In quite a thoughtful way, and responding to much the same evidence base as those who have argued that they are not Charlie, Humblepiety answered the question Je suis Charlie? in the affirmative.
This post at First Things also gives some insight into how the French themselves have reacted to the attack on the offices of Charlie Hebdo: My Life with Charlie Hebdo. It is also interesting to read the message to the Catholics of Paris published today by Archbishop Vingt-Trois, published here at La Croix.
At one level, the discussion can be held at the level of the legislation in force in a country. Charlie Hebdo 's cartoons are, by all accounts, quite offensive to those who practice the Catholic faith in France as much as some of them have been to Muslims. But a country where the language of religious offense has been enshrined in positive law is Pakistan .... where the blasphemy law does in effect lead to very significant religious persecution of both Muslims and those who live out other religious beliefs.
In the more secular countries of the developed world, the language is that of discrimination and protected characteristics, with actions that disadvantage someone who manifests a protected characteristic being the subject of civil or criminal sanction. There is also a category of legal provision with regard to harassment and the giving of offence. The risk with this situation is that reasonable manifestation of an opinion differing from the prevailing social consensus can be construed as harassment or offence thereby particularly restricting freedom of religious expression in (relatively speaking) secularised societies.
My own thoughts on the question have focussed on the United Nations Universal Declaration of Human Rights. Article 19 of the Declaration reads:
Everyone has the right to freedom of opinion and expression; this right includes freedom to hold opinions without interference and to seek, receive and impart information and ideas through any media and regardless of frontiers.The presumption of much of the discussion about Charlie Hebdo has been that the material it publishes falls under this provision of freedom of expression, understood as conveying a right to say and publish pretty much anything that one wishes - regardless. I am not sure that the specification of the right contained in the last clause of Article 19 does in fact convey such a right.
Article 12 of the Declaration reads, with italics added to indicate the element of the Article relevant to the present discussion:
No one shall be subjected to arbitrary interference with his privacy, family, home or correspondence, nor to attacks upon his honour and reputation. Everyone has the right to the protection of the law against such interference or attacks.In the light of Article 18's assertion of the right to freedom of belief and practice for both individuals and communities, I would suggest that attacks upon the honour and reputation of a religious community would equate to attacks upon the honour and reputation of the individuals who are members of that community and so fall under the provision of Article 12. [This is reinforced by recalling that the immediate historical context of the UN Declaration was the events of the Second World War and the Nazi persecution of Jews and other minority communities.] Understood in this way, Article 12 provides a boundary within which the freedom of expression asserted in Article 19 should be exercised. Catholic commentators are, in effect, suggesting that the material published by Charlie Hebdo goes beyond this boundary in attacking the honour and reputation of members of religious communities.

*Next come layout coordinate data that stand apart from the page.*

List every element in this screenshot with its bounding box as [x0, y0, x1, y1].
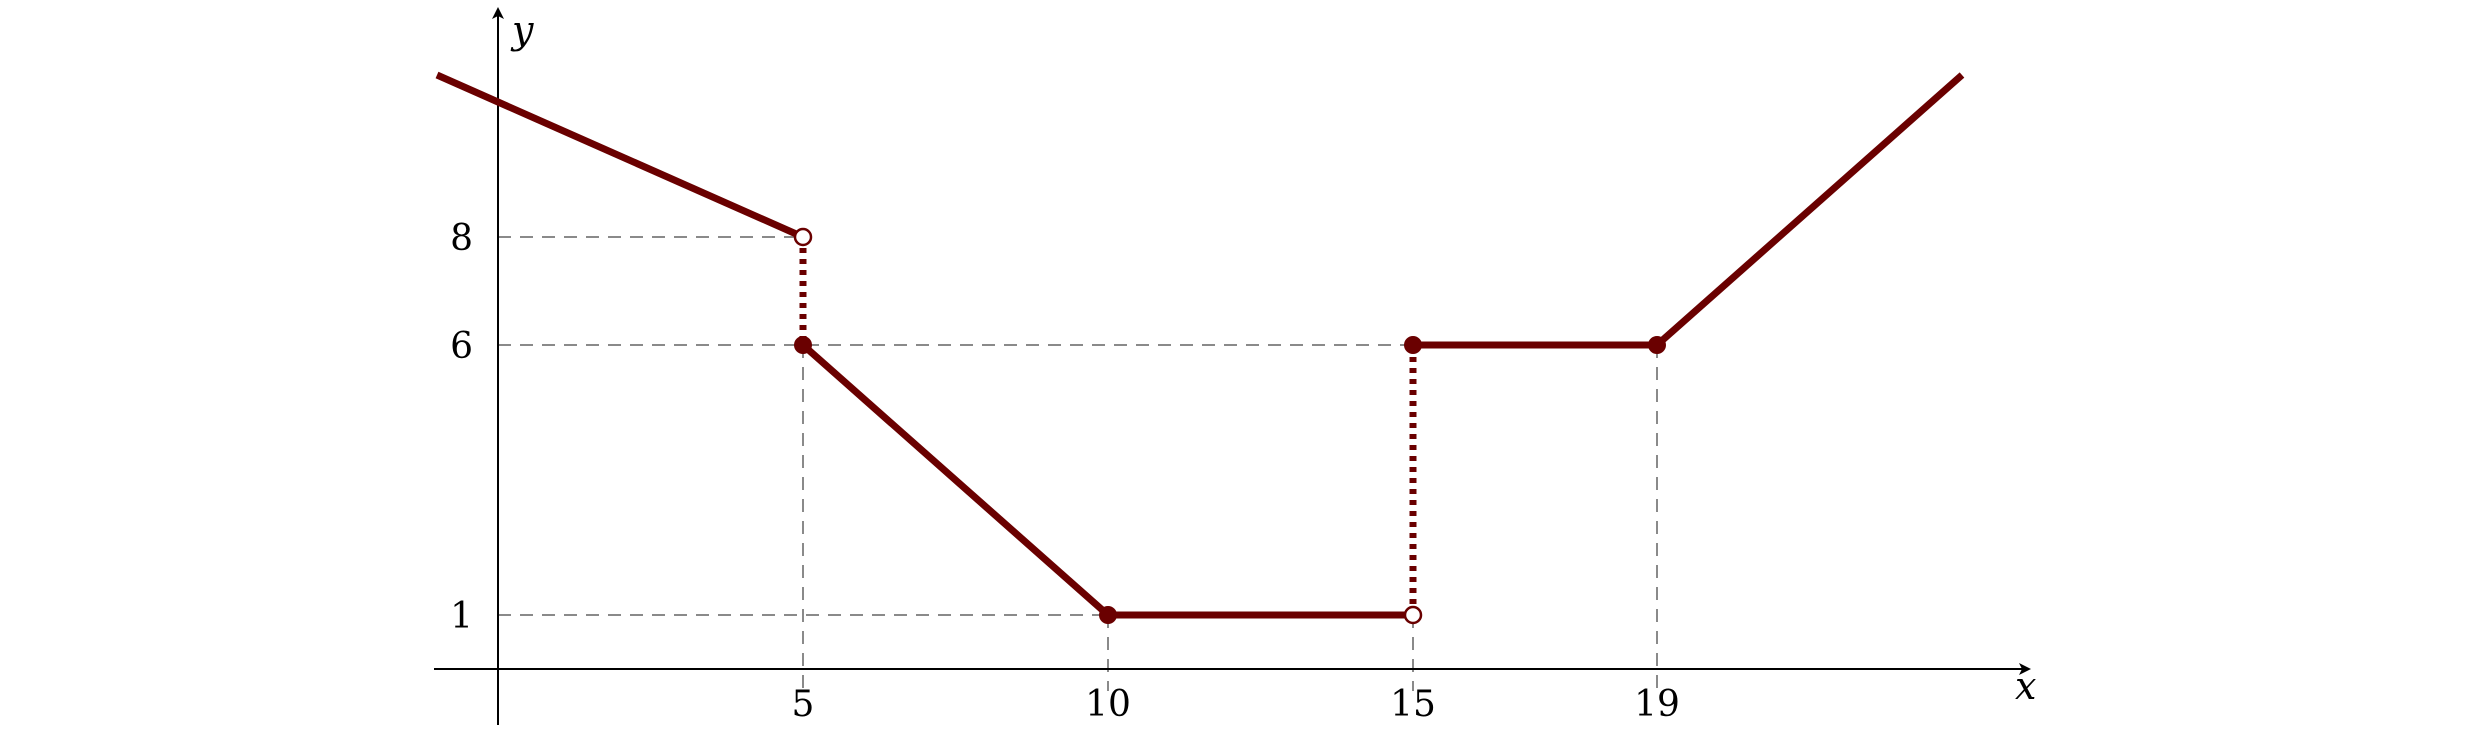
closed-endpoint-5	[1648, 336, 1666, 354]
graph-segment-4	[1654, 72, 1965, 348]
graph-segment-0	[435, 71, 805, 241]
open-endpoint-3	[1403, 605, 1423, 625]
x-tick-label: 15	[1390, 684, 1436, 725]
axes: x y	[434, 7, 2036, 725]
closed-endpoint-1	[794, 336, 812, 354]
open-endpoint-0	[793, 227, 813, 247]
y-tick-label: 1	[450, 596, 473, 637]
x-tick-label: 5	[792, 684, 815, 725]
x-tick-label: 10	[1085, 684, 1131, 725]
x-tick-label: 19	[1634, 684, 1680, 725]
graph-segment-1	[800, 342, 1111, 618]
function-graph	[435, 71, 1965, 619]
y-axis-label: y	[510, 8, 534, 52]
guide-lines	[498, 236, 1658, 691]
y-tick-label: 8	[450, 218, 473, 259]
endpoint-markers	[793, 227, 1666, 625]
y-tick-label: 6	[450, 326, 473, 367]
x-axis-label: x	[2015, 664, 2036, 708]
closed-endpoint-2	[1099, 606, 1117, 624]
tick-labels: 5 10 15 19 1 6 8	[450, 218, 1680, 725]
closed-endpoint-4	[1404, 336, 1422, 354]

The significance of considering the UN Universal Declaration of Human Rights is that the rights enshrined there arise from the nature of the human person; they are, in the words of the preamble to the Declaration, "equal and inalienable rights of all members of the human family". The positive law of a country does not convey those rights; rather, it should protect them. In addition, the language of the Declaration is not that of a particular religious community that, when projected into positive law, undermines the freedom of others; and neither is it the language of a secularised liberalism that risks undermining genuine freedom of expression of information and ideas.
Certainly those who were killed in the attack on the offices of Charlie Hebdo were subject to a breach of Article 3 of the UN Declaration, which asserts the right of everyone to life, liberty and security of the person. Those who carried out the attack committed a quite heinous crime against the human persons of their victims.
But, though a certain allowance has to be made for the particular genre of journalism that comes under the heading of "satirical journalism" and that, of its nature, gives rise to some degree of offense when you are yourself its particular target (cf the reaction of Eve-Alice Roustang linked above), one can debate whether or not Charlie Hebdo is an authentic representative of the freedom of expression as articulated in the UN Universal Declaration of Human Rights.
Oui, on est Charlie (cf Déclaration universelle des droits de l'homme Article 3), mais - peut-etre oui, peut-etre non - en meme temps, peut etre on n'est pas Charlie (cf Déclaration universelle des droits de l'homme Article 12).